Mass actions by Extinction Rebellion and other environmental protestors do measurably ‘shift the dial’ of public opinion. Compare the tone of the mass media coverage of their 2019 London protests with that the ones taking place now, and it’s clear that they’ve achieved their aim of shifting the ‘Overton Window’ framing public debate.

But what’s the metric for window-shifting?

More to the point, what’s the exchange rate between centimetres shifted, and CO2 reduced?

So what does marketing tins of beans teach climate activists?

  • Clear-eyed, evidence-based connection between marketing strategy and measurable outcome.
  • Provable correlations between marketing cause and market effect.
  • Numbers

If activism doesn’t include a clear metric and mechanism for calculating its impact, its efficacy will always be up for debate, a matter of persuasion rather than proof.

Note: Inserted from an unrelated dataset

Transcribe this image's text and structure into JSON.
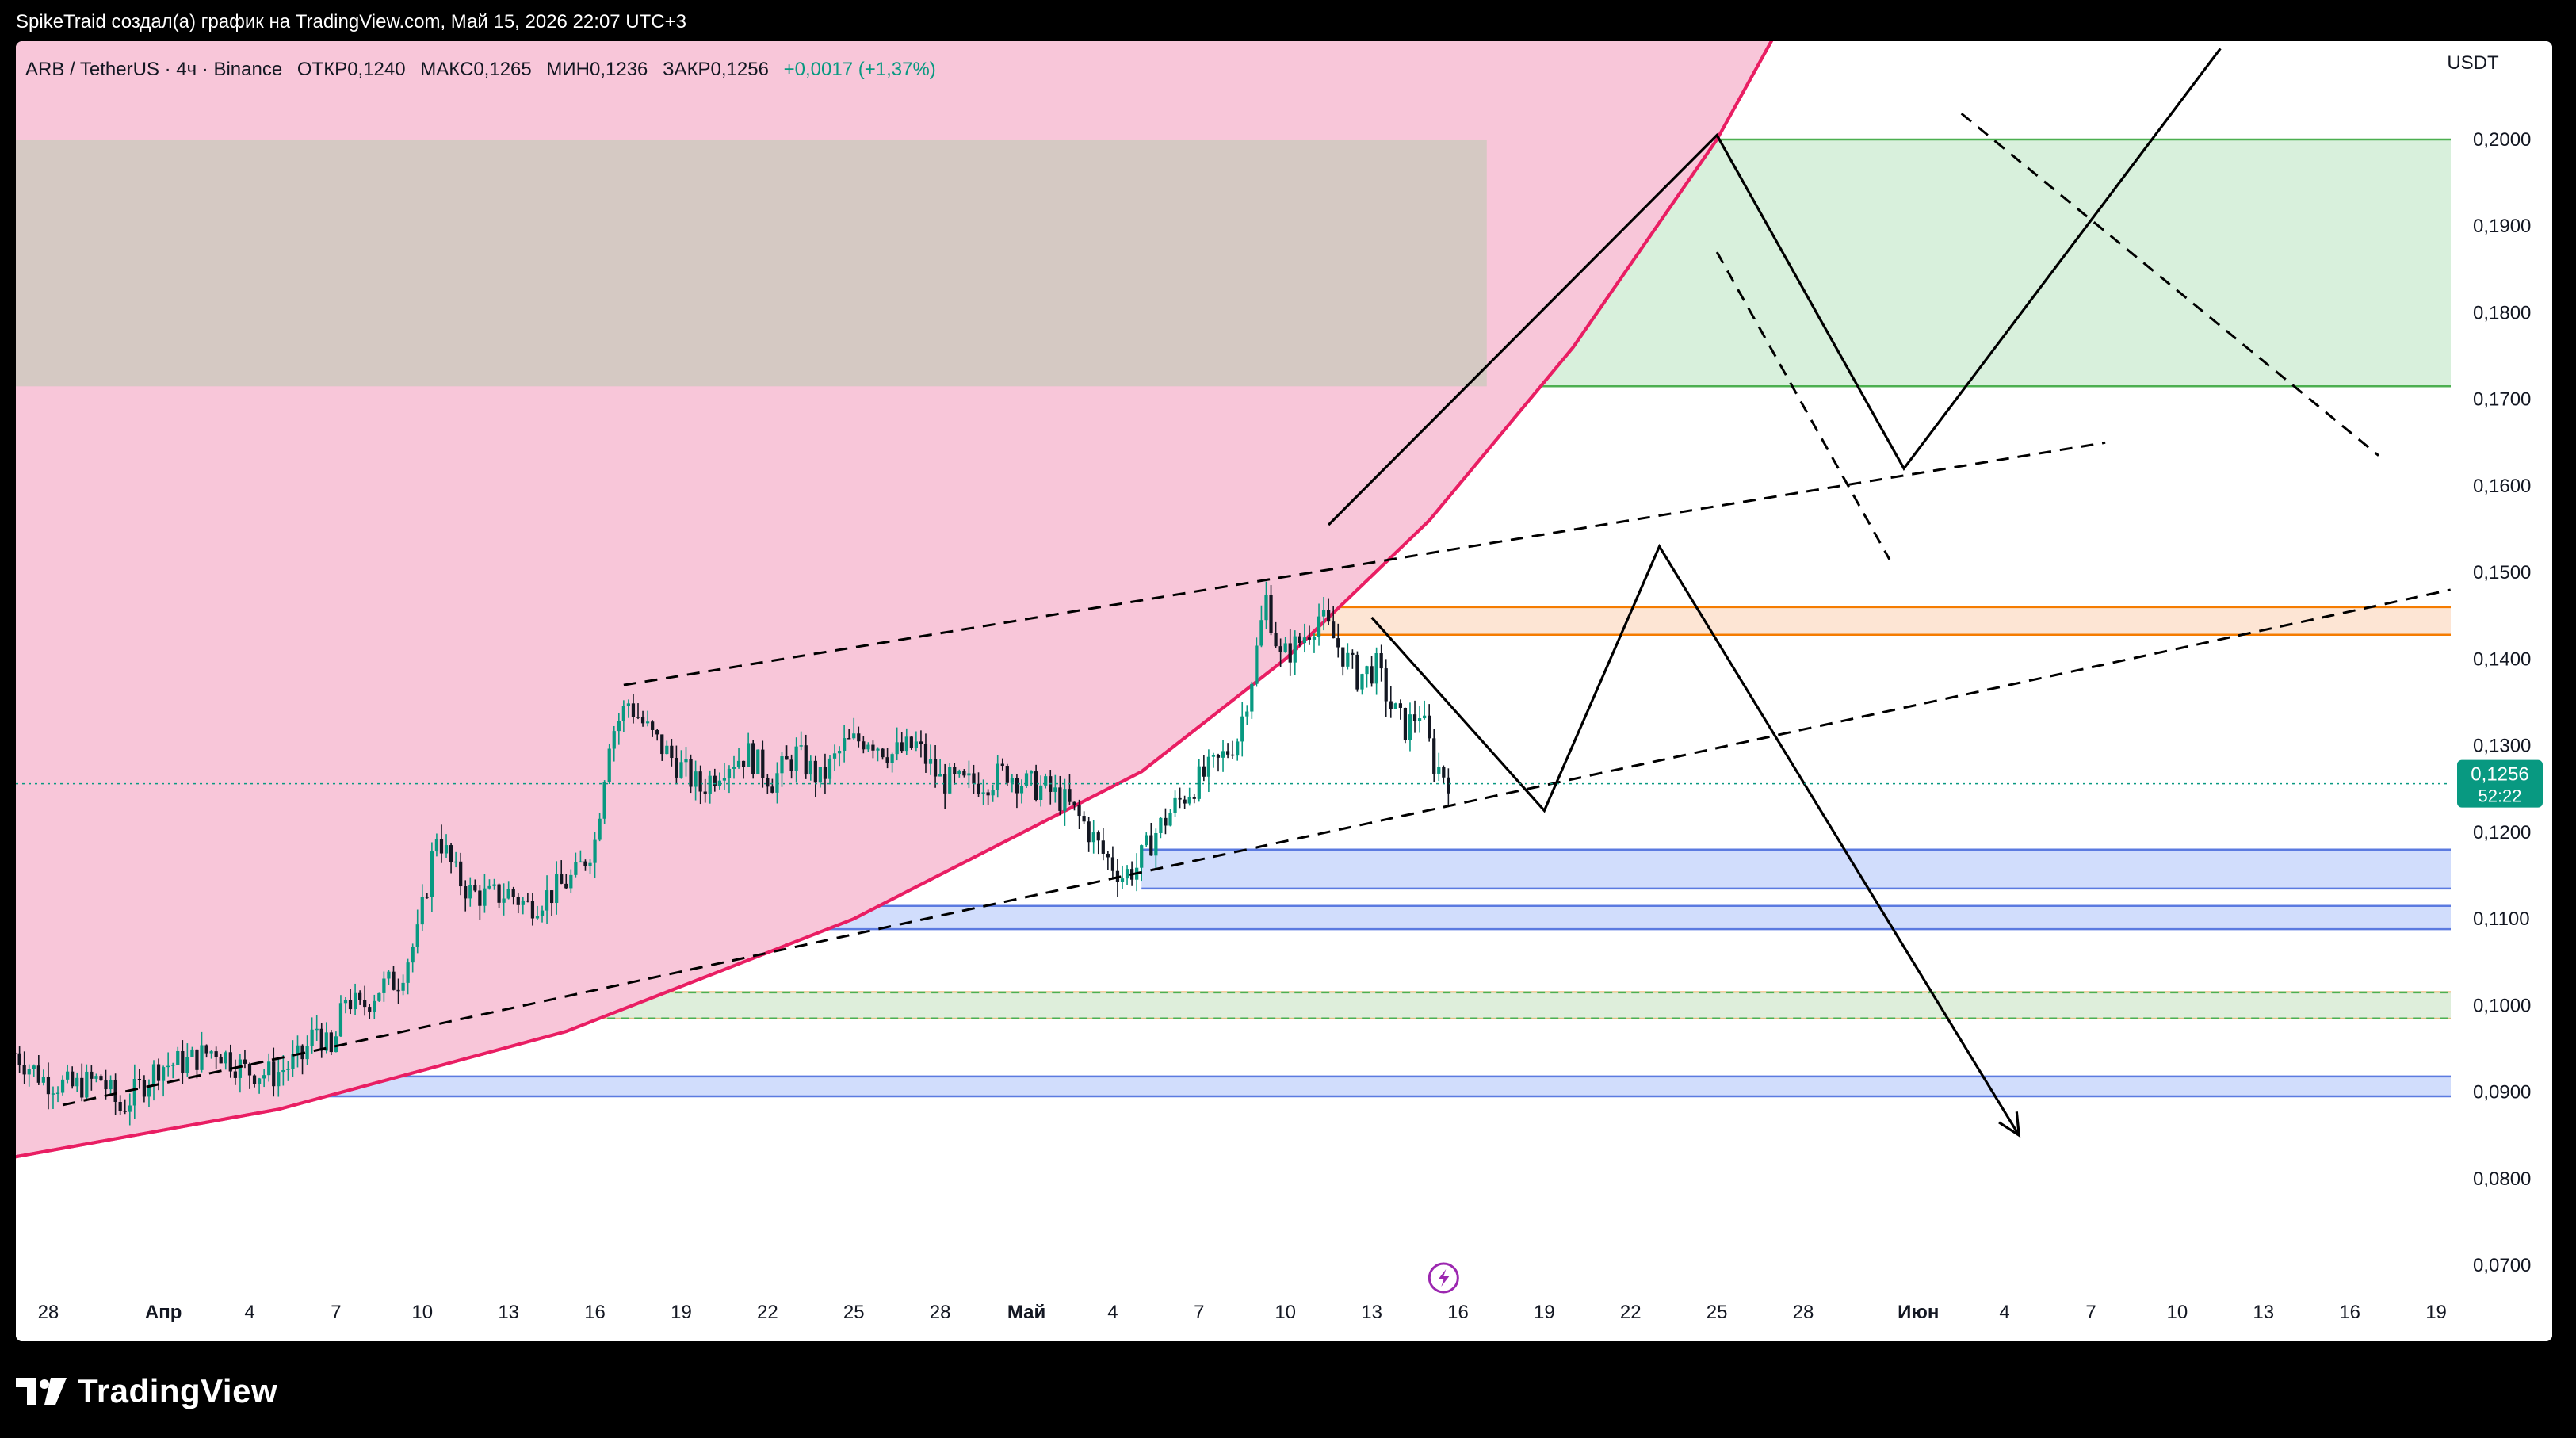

To be clear, this doesn’t mean any form of activism that doesn’t follow this actuarial approach is futile, or self-indulgent. Greta Thunberg’s deft manipulation of media headlines, with withering put-downs like ‘Build Back Better – Blah Blah Blah‘, definitely have massive impact, measured by column inches, online engagement and internet memes. It would be foolish to claim they had no effect beyond those, but reasonable to ask how we could know whether they did or not.

For we can also measure, in the same terms, the negative impact of Greta-style pugnacity. Badge your cause with terms like ‘green’, ‘sustainable’, ”eco’, or even ‘activism’ itself, and you risk a backlash.

Climate denier vested interests – the Government, Business and Media heads of The Three-Headed Beasts – have colluded to weaponise these words. Climate activists may wear them as badges of honour, but billionaire-owned mass media successfully deploy them as straw men opponents.

Mass media are expert marketers. The same people who turned ‘woke’ from a positive to a negative adjective have contrived to deploy ‘Green’, ‘Greta’ and ‘activist’ as grenades in their confected culture wars, designed to distract us from taking effective climate action.

Badging your activism with the same toxified terms risks playing their game, and obligingly falling into their trap, one See Through News seeks to avoid.

The world is far too complex to reduce effective climate action to simple cause and effect, but that’s no reason not to try.

Like carbon auditing, perfection is impossible, but that’s no excuse for inaction, or giving up.

The Three-Headed Beasts of Government, Business and Media, linked below the neck by Power, and below the waist by Money, pay top dollar for the world’s best marketing brains.

As we decide how to invest our limited ‘climate action’ resources, and be part of the solution rather than part of the problem, it’s worth learning from the best.